Pingback: Hey Sen! Bana Hiç Umut Olmadığını Söyleme? | Top 100 Blog
hey sen :) güzel paylaşım teşekkürler
Dun mutluyduk bugun de mutluyuz fakat baska kalplerdeyiz…
büyümek buysa; ben hep 20 kalmak istiyorum:))
Kimi maddelerde tereddüt etmiş ya da “Hayır” demiş olsam da birçoğuna “Evet” cevabını verdiğimi gördüm. Bu durum benim için ne ifade ediyordu? Büyümek miydi yoksa olgunlaşmak mı? Büyüyenler hiç çocukluk yapamaz mıydı? Ya da küçükler hiç olgun davranamaz mıydı?
Kimi zaman sadece çocuk olarak kalmayı istiyorum, kimi zaman olgun fikirler üreterek bozuk düzeni düzeltmek istiyorum.

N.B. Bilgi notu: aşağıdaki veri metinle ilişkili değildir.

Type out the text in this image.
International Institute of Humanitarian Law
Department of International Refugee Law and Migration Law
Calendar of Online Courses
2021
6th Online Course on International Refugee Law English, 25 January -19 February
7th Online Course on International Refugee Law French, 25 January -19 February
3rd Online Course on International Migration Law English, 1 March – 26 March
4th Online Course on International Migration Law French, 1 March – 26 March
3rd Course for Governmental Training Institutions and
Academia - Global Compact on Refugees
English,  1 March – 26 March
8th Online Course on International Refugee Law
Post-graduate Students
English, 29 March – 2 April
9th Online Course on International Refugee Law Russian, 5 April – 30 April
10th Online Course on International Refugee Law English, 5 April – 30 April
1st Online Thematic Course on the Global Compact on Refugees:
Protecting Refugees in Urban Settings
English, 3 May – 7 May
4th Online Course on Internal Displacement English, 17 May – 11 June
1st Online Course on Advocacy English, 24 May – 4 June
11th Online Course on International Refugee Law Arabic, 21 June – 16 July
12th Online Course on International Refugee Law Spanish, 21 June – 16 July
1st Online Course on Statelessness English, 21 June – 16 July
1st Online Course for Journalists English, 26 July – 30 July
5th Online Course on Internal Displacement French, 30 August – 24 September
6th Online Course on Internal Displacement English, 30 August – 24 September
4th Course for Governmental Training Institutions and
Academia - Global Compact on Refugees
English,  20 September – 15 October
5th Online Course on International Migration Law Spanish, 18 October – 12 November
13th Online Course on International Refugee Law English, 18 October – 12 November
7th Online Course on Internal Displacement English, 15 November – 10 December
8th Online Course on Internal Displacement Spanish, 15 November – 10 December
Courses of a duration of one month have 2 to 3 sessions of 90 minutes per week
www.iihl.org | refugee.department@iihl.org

Ama en çok istediğim, bir kalıba sıkıştırılmamak oluyor. “Sen çocuksun!” ya da “Sen artık büyüdün!” ifadeleri bu kalıplardan ikisi…
Dostlar tamam yas aldik,tamam eskisi gibi degil hicbir sey ama su maddelerin cogunu deneyemezmiyiz.evet evet olabilir.yas almak buyumek fiziki bir durum.iceride birseyler kalmali.bana bunlari dusundurdunuz ya.eyvallah
Ben de artık malesef Hey You dediklerindenim. Çok geç okusam da inanılmaz beğendim.
Pink floyd un çevirisi de daha da bir anlam katmış.
Eyvahhh! Ben de, ben de yaşlanmışı…
Evet yaşlanmış olabiliriz ama en azından gençlik gitti diye oflayı poflanıcağıma bu günün tadını çıkartıyorum bir 10 sene sonra plan yapacak halim bile kalmayabilir:))
ağlamak istiyorum.
hepsine hayır diyebilmek güzel:)
30 olmadan 40 a geçtim sanırım
Büyüdük koca adamlar olduk ama yine de içimizde her zaman küçükte olsa bir çocukluk kalmıştır.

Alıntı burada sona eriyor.